Novel assessment and countermeasure for micro-annulus initiation of cement sheath during injection/fracturing

Abstract

The excessive changes of downhole pressure and temperature during injection/fracturing could initiate micro-annulus of cement sheath as the leakage pathway of underground fluid, which increases the risk of suspending production and environmental pollution. The investigations on accurate prediction, operational management and new technologies are significant to sustain well integrity and to enhance safety and efficiency in hydrocarbon and geothermal developments. In this work, a novel fully coupled thermal-stress model is proposed, which can predict the micro-annulus initiation and extension in the casing-cement-formation system. The interfaces of cement sheath with casing/formation are simulated using the contact interaction containing cohesive behavior and damage. The surface film condition is set on the internal wall of casing to simulate the heat transfer due to cold-water flow. This model is validated by the laboratory experiment and shows high accuracy.

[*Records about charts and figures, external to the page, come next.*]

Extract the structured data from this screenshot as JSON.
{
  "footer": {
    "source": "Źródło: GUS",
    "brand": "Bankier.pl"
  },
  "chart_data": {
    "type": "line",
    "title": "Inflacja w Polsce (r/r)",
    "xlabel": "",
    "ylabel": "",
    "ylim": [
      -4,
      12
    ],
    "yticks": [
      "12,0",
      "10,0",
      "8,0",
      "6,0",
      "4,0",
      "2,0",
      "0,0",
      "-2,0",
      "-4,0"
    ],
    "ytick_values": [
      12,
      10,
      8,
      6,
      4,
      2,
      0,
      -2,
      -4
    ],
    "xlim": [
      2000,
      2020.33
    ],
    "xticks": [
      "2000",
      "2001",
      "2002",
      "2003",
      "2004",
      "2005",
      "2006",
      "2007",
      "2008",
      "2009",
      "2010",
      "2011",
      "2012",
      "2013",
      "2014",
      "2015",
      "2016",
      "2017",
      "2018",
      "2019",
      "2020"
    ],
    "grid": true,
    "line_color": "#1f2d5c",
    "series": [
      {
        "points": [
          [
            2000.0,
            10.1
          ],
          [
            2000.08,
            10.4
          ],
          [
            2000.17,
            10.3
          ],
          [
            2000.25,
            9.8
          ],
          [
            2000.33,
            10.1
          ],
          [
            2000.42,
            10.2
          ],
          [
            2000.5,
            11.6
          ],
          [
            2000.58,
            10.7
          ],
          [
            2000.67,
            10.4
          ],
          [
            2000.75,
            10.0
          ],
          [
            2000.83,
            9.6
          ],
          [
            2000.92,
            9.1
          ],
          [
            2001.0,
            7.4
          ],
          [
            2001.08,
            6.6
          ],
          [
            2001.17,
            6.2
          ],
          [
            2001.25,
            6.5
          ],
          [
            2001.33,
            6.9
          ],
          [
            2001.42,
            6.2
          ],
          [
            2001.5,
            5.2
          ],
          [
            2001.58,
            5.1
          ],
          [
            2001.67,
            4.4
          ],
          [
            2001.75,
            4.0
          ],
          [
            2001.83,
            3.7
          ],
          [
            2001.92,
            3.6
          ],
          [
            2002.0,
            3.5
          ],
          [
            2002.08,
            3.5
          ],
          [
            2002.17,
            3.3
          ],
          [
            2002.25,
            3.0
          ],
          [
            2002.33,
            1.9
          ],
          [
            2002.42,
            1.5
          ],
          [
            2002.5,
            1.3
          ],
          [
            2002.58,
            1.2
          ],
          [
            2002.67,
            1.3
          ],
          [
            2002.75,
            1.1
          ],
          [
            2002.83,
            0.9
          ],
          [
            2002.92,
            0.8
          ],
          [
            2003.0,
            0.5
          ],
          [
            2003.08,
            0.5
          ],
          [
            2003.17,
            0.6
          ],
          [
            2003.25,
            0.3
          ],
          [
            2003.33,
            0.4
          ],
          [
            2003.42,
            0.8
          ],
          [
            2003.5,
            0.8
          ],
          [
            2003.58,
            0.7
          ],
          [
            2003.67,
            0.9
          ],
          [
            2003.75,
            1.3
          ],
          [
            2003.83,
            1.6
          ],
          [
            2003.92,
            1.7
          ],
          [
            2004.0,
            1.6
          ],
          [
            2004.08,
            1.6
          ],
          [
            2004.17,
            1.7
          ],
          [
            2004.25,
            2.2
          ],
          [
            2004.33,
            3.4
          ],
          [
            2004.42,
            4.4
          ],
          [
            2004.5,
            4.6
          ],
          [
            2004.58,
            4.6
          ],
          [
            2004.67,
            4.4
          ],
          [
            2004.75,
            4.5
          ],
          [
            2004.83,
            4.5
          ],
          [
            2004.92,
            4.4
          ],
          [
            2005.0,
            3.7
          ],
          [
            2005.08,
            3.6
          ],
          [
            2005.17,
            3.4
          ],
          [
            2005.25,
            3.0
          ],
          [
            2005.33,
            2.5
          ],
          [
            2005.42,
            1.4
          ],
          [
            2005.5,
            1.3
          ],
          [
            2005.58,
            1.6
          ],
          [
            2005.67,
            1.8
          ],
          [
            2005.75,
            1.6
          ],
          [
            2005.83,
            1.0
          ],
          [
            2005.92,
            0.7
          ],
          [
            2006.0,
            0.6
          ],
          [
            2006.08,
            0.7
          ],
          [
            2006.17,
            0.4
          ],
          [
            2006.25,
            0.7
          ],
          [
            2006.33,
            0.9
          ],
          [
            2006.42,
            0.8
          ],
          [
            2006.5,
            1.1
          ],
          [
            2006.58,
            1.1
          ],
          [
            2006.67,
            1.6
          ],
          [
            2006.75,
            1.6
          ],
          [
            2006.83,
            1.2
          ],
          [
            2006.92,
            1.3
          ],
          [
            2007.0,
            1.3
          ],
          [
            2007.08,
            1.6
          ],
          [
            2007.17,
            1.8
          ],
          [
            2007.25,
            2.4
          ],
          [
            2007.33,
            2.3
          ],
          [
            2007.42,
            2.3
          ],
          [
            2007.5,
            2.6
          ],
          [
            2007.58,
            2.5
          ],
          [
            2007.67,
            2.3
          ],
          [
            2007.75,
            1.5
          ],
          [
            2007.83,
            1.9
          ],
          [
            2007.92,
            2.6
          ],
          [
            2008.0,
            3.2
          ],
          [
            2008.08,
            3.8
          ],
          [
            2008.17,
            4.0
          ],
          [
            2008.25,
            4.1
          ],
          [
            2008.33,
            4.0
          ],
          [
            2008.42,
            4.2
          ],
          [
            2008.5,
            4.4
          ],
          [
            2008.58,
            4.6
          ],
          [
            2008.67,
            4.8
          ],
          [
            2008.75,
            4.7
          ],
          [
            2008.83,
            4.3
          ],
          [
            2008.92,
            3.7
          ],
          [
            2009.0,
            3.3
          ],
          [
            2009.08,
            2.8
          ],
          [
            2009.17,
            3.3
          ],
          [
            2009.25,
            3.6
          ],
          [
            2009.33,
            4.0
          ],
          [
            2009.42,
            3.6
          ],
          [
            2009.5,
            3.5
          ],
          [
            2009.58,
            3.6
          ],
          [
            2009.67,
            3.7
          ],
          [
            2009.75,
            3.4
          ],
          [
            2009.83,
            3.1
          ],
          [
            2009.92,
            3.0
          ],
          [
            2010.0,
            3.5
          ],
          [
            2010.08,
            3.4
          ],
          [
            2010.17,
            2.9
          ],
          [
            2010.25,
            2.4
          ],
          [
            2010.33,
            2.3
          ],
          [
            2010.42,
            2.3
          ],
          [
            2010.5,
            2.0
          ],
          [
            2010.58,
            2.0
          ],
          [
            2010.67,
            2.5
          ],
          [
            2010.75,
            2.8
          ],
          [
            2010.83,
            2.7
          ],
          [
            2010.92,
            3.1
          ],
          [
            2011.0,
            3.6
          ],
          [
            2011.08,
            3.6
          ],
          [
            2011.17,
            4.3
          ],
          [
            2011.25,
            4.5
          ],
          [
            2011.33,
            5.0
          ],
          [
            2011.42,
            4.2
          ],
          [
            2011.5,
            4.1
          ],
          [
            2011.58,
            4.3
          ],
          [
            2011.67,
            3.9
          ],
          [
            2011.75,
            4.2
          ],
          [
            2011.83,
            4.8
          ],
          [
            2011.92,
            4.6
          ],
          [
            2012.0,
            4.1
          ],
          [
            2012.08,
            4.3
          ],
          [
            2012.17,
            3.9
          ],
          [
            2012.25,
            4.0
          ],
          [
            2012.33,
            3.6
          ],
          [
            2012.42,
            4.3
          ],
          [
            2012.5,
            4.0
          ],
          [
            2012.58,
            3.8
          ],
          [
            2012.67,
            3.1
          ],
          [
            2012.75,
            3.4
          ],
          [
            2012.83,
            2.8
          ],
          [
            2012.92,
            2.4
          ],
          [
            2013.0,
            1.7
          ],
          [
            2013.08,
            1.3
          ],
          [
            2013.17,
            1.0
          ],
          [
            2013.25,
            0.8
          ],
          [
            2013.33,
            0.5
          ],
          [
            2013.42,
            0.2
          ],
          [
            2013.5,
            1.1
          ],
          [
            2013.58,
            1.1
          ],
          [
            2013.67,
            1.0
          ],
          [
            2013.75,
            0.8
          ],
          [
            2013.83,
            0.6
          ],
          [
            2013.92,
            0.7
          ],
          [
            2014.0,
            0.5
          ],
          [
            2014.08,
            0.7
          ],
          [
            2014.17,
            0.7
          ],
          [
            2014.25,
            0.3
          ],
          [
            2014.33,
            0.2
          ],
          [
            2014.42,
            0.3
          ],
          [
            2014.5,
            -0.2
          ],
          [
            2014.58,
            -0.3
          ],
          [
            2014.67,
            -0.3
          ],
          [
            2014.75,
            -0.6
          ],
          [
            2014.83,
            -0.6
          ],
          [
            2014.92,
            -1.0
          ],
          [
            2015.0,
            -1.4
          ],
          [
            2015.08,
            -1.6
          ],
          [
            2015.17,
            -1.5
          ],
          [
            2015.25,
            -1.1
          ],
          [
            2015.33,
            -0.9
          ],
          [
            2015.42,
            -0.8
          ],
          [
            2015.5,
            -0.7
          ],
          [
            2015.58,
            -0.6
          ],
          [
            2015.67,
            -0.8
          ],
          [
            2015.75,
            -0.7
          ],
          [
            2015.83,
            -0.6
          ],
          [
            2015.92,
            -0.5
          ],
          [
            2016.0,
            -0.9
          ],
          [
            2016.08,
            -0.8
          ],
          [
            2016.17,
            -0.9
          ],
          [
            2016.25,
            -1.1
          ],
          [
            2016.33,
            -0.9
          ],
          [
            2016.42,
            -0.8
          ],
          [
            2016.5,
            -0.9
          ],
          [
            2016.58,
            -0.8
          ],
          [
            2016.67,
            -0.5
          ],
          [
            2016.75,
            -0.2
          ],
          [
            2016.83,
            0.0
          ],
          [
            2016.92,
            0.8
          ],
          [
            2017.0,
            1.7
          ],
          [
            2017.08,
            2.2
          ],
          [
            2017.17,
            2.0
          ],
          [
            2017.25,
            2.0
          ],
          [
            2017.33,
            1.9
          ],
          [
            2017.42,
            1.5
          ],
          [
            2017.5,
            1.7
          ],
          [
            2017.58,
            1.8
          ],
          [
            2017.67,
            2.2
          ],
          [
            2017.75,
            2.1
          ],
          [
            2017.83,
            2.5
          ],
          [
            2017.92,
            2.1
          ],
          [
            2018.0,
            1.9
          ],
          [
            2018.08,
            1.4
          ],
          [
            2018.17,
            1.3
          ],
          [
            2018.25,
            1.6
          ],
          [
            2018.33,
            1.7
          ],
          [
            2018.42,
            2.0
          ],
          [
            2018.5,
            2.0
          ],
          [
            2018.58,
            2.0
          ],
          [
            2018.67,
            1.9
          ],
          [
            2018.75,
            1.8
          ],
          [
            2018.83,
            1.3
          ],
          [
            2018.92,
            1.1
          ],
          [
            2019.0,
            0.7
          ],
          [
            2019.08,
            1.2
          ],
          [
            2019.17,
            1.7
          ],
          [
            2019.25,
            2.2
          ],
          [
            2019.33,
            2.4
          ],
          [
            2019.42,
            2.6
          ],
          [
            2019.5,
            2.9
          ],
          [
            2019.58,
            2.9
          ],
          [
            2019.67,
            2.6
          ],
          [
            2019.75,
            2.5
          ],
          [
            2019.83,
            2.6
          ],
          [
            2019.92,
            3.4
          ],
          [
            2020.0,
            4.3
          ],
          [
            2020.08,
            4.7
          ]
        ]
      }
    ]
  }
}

Results indicate that the maximum micro-annulus occurs during depressurization process after injection. It is newly found that the debonding could also emerge at the beginning of cold-water circulation in casing. The thermal effect, compared with pressure, is the dominated factor on micro-annulus initiation and size, while the pressure only causes a small plastic micro-annulus. For countermeasures, enhancing tensile strength is not an effective approach to prevent micro-annulus. By appropriately assigning the injection procedure, the micro-annulus can be eliminated in injection/fracturing operations. The findings can supply the technique support for well integrity assessment and management during hydraulic fracturing or high-pressure injection and production.